Patti Smith’s case of “the nerves” at the Nobel Prize awards ceremony

What it is like to bomb so beautifully at the Nobel Prize awards ceremony: Patti Smith accepted Bob Dylan’s Nobel Prize last week and honored him by singing his 1963 classic "A Hard Rain’s A-Gonna Fall." The performance was marked by Smith’s case of “the nerves” (runtime 08:30), as she forgot the words in a verse before apologizing for her slip-up. Smith followed up by writing a beautiful, heartfelt piece in The New Yorker explaining “How does it feel.” Smith writes, “In September, I was approached to sing at the Nobel Prize ceremony, honoring the laureate for literature … I chose to sing ‘A Hard Rain’s A-Gonna Fall,’ a song I have loved since I was a teen-ager, and a favorite of my late husband.” After meticulous preparation for the event, Smith says she woke up “with some anxiety” on the day of the performance: “I was aware that people were looking forward to the performance. Everything was before me.”
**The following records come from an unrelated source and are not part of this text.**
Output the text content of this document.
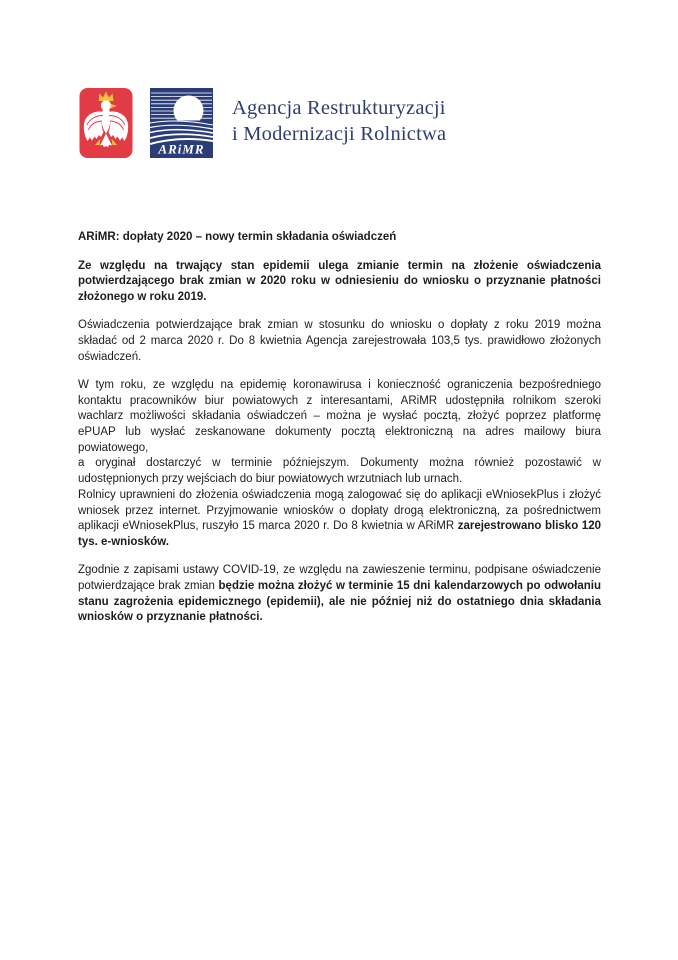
ARiMR
Agencja Restrukturyzacji
i Modernizacji Rolnictwa
ARiMR: dopłaty 2020 – nowy termin składania oświadczeń

Ze względu na trwający stan epidemii ulega zmianie termin na złożenie oświadczenia potwierdzającego brak zmian w 2020 roku w odniesieniu do wniosku o przyznanie płatności złożonego w roku 2019.

Oświadczenia potwierdzające brak zmian w stosunku do wniosku o dopłaty z roku 2019 można składać od 2 marca 2020 r. Do 8 kwietnia Agencja zarejestrowała 103,5 tys. prawidłowo złożonych oświadczeń.

W tym roku, ze względu na epidemię koronawirusa i konieczność ograniczenia bezpośredniego kontaktu pracowników biur powiatowych z interesantami, ARiMR udostępniła rolnikom szeroki wachlarz możliwości składania oświadczeń – można je wysłać pocztą, złożyć poprzez platformę ePUAP lub wysłać zeskanowane dokumenty pocztą elektroniczną na adres mailowy biura powiatowego,

a oryginał dostarczyć w terminie późniejszym. Dokumenty można również pozostawić w udostępnionych przy wejściach do biur powiatowych wrzutniach lub urnach.

Rolnicy uprawnieni do złożenia oświadczenia mogą zalogować się do aplikacji eWniosekPlus i złożyć wniosek przez internet. Przyjmowanie wniosków o dopłaty drogą elektroniczną, za pośrednictwem aplikacji eWniosekPlus, ruszyło 15 marca 2020 r. Do 8 kwietnia w ARiMR zarejestrowano blisko 120 tys. e-wniosków.

Zgodnie z zapisami ustawy COVID-19, ze względu na zawieszenie terminu, podpisane oświadczenie potwierdzające brak zmian będzie można złożyć w terminie 15 dni kalendarzowych po odwołaniu stanu zagrożenia epidemicznego (epidemii), ale nie później niż do ostatniego dnia składania wniosków o przyznanie płatności.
It was time. “As I sat there,” Smith writes, “I imagined laureates of the past walking toward the King to accept their medals. Hermann Hesse, Thomas Mann, Albert Camus. Then Bob Dylan was announced as the Nobel Laureate in Literature, and I felt my heart pounding … The opening chords of the song were introduced, and I heard myself singing. The first verse was passable, a bit shaky, but I was certain I would settle. But instead I was struck with a plethora of emotions, avalanching with such intensity that I was unable to negotiate them. From the corner of my eye, I could see the huge boom stand of the television camera, and all the dignitaries upon the stage and the people beyond. Unaccustomed to such an overwhelming case of nerves, I was unable to continue. I hadn’t forgotten the words that were now a part of me. I was simply unable to draw them out… It was not lost on me that the narrative of the song begins with the words “I stumbled alongside of twelve misty mountains,” and ends with the line “And I’ll know my song well before I start singing.” As I took my seat, I felt the humiliating sting of failure, but also the strange realization that I had somehow entered and truly lived the world of the lyrics.” Smith was struck with the kindness of the Nobel laureates she saw the next day, “They told me I did a good job. I wish I would have done better, I said. No, no, they replied, none of us wish that. For us, your performance seemed a metaphor for our own struggles.”